Machines are trying to take over. They aren’t winning. And, they aren’t mechanical machines made of steel and iron alloys—or in GM’s case also aluminum. These are machines of “big money”. Some of them are political, some of them are from the entertainment industry, others are in the business world.

Ultimately, the machines run round and round by creating problems, then solving them.

Nestle has been taking water from Springhill in Osceola County, Michigan for nearly two decades. Locals have battled with the water-relocating giant almost as long; the State often comes to Nestle’s defense. We’ll see how much longer that lasts.
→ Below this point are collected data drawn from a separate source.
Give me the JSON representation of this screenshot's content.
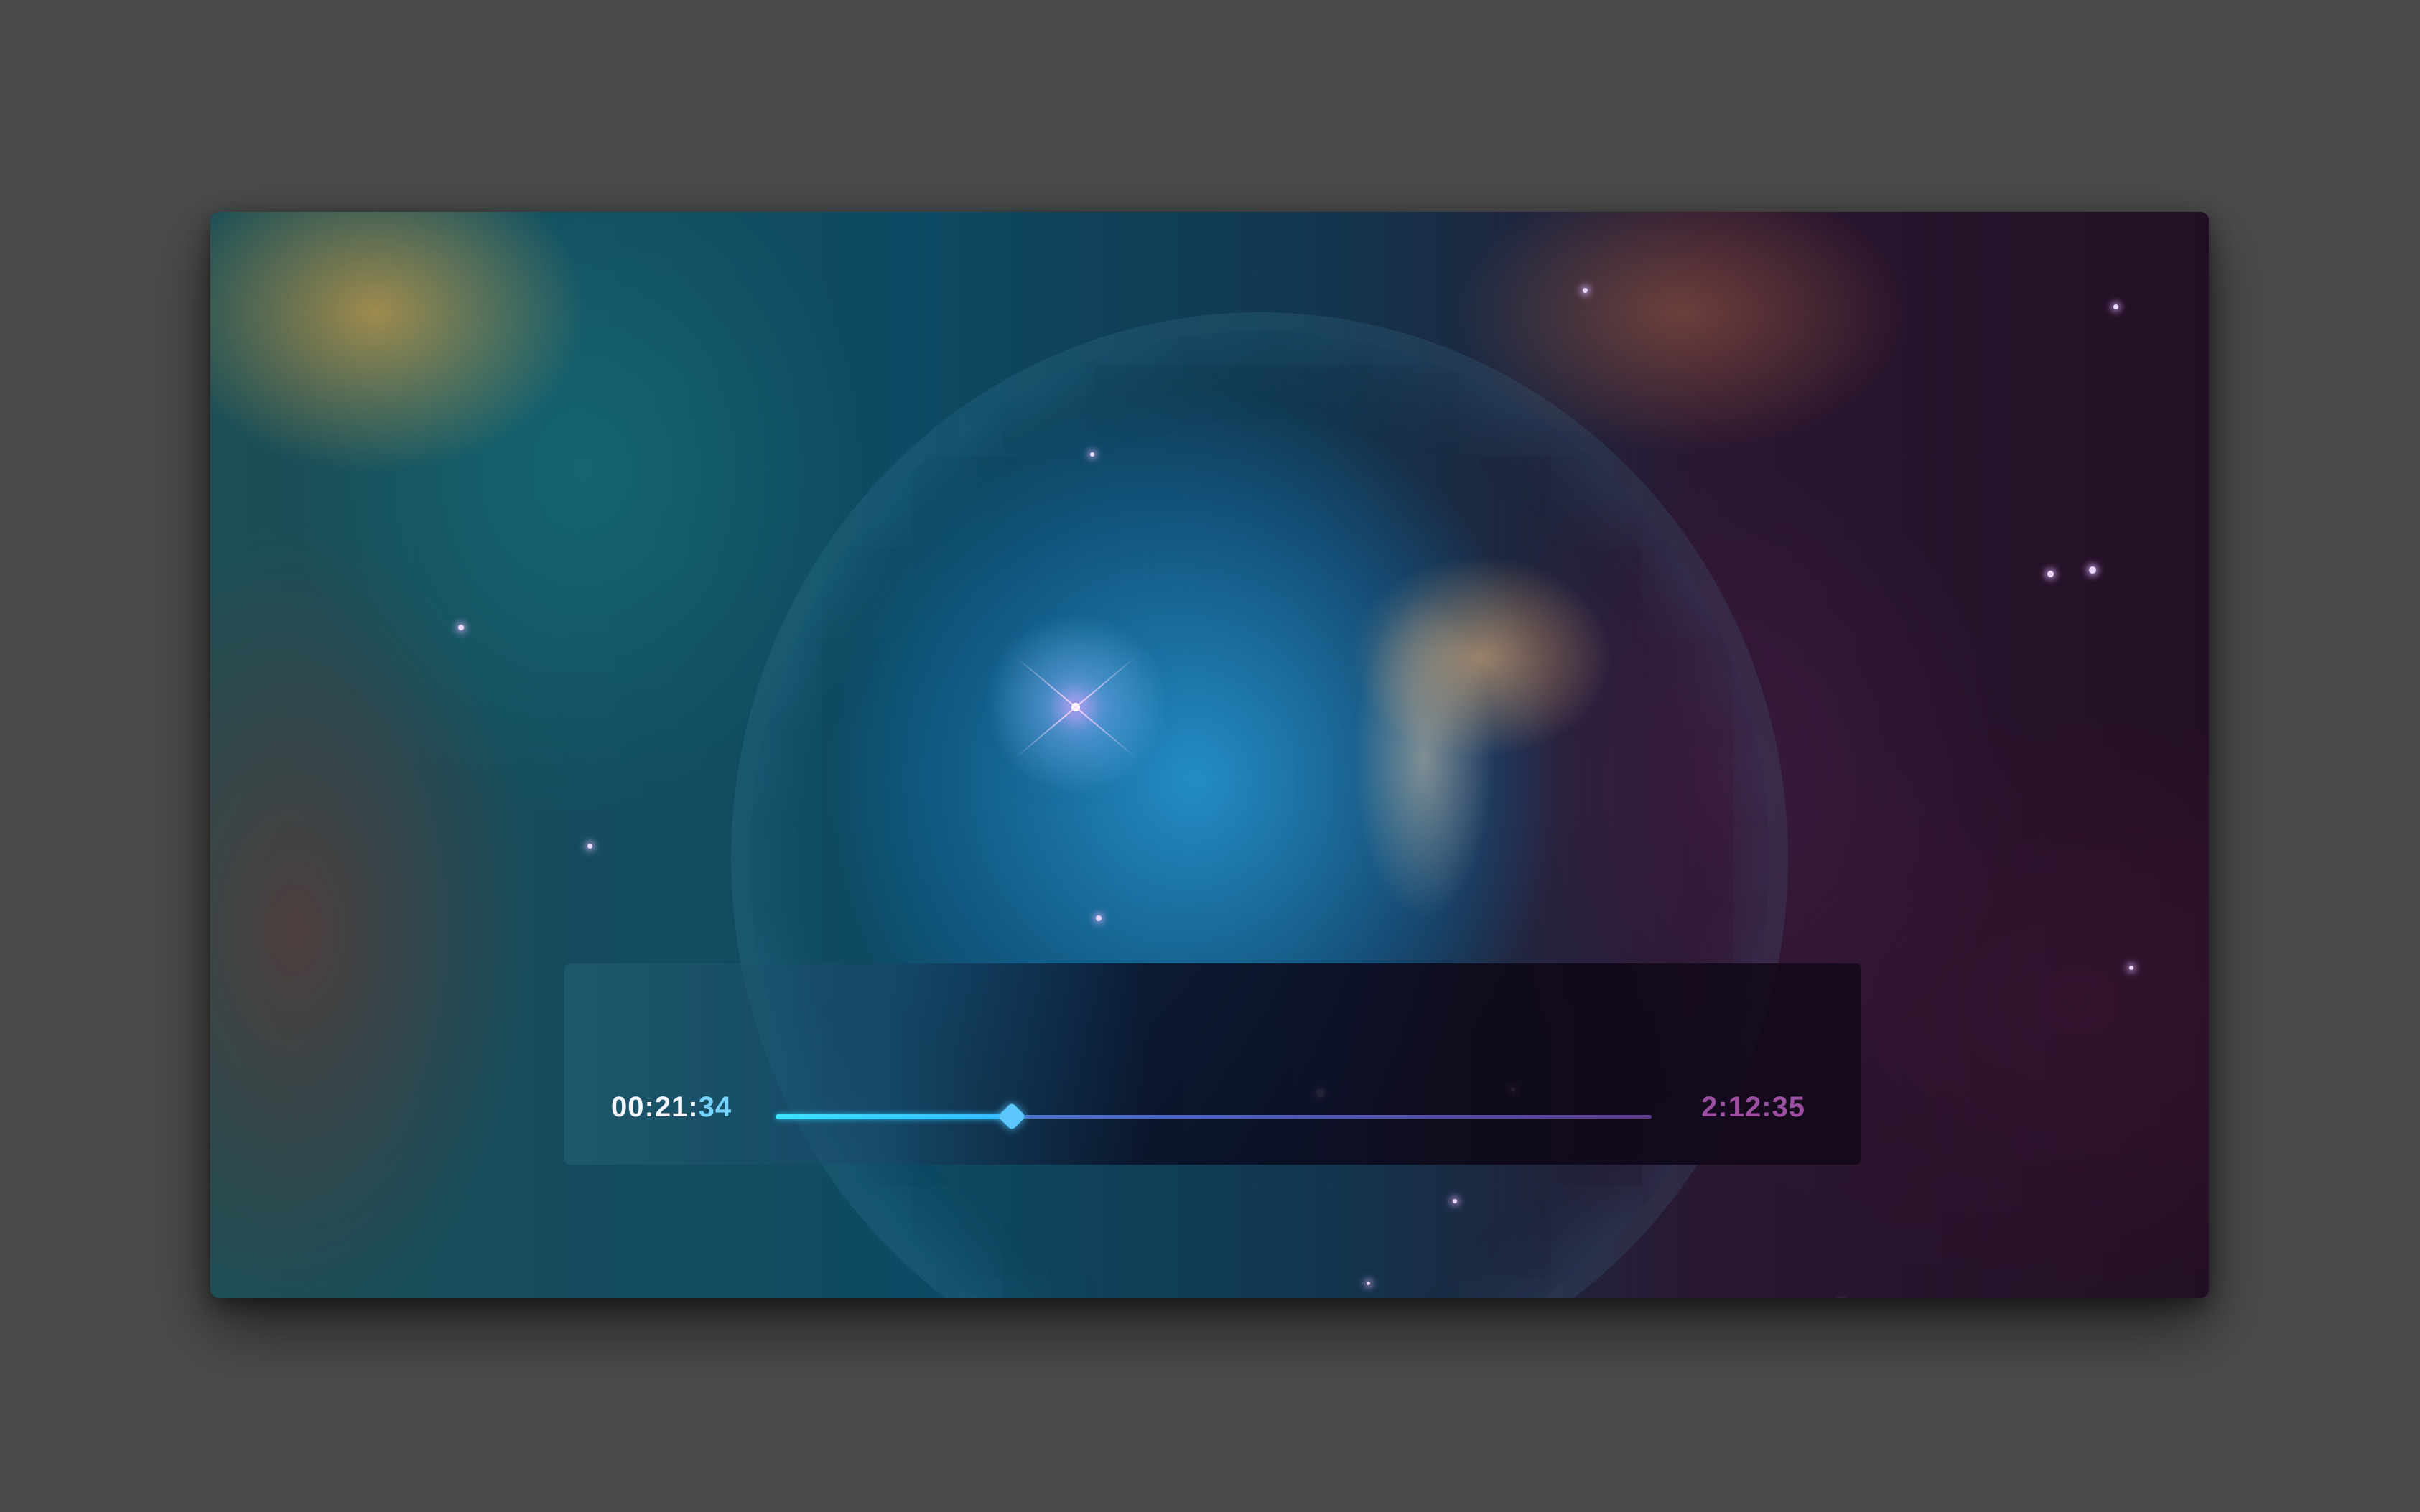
{
  "player": {
    "current_time_main": "00:21:",
    "current_time_accent": "34",
    "total_time": "2:12:35",
    "progress": 0.27
  },
  "colors": {
    "page_background": "#4b4b4b",
    "progress_fill": "#3fe0ff",
    "thumb": "#5cc7ff",
    "current_time_accent": "#74d4ff",
    "total_time": "#9c4ea0"
  },
  "icons": {
    "scrubber_thumb": "diamond-thumb-icon"
  }
}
The current battle seems to include no third-party scientific research, only claims by locals that water levels are lowering vs claims by Nestle that Nestle isn’t hurting anything and that local water costs would rise without Nestle—which is at the same time accused of causing the water shortage in the first place. It’s almost a self-inditing argument in Nestle’s defense. Now, Nestle wants to take more water.

Then, there’s Uma. Perhaps “Kill Bill” should have been renamed to include something about a guy named “Harvey”, at least if the title reflected the emotions of “what the movie advertisements called a ‘roaring rampage of revenge'” from what happened on set and behind the scenes. To this point, Symphony has not focused on Weinstein stories because, so far, they didn’t seem to include news. Uma’s story in the New York Times, however, introduces the video of her injury during a stunt she was intimidated into doing. After 15 years, she finally got her hands on the video. Uma just might mark the beginning of Vol. 2 in brining down scandal-filled Hollywood.

Then, there’s the machine that’s after Trump. According to the president, it’s a disgrace, people should be ashamed, and Congress will do what Congress will do, which is fine. Bias against Trump is “yuge”. In one man-on-the-street video by Campus Reform, people react negatively to State of the Union comments—until they realize they were made by Obama. Democrats and the mainstream media can’t halt the assault against Trump as long as that widespread bias against Trump exists in such a large segment of the voting population. But, that bias is driving the anti-Trump machine to uncover more and more dirt—not on Trump, but dirt—on Democrats.

While Nestle seems to solve problems it causes, the Left caused the problems it’s solving. As for Hollywood, the movies describe it best.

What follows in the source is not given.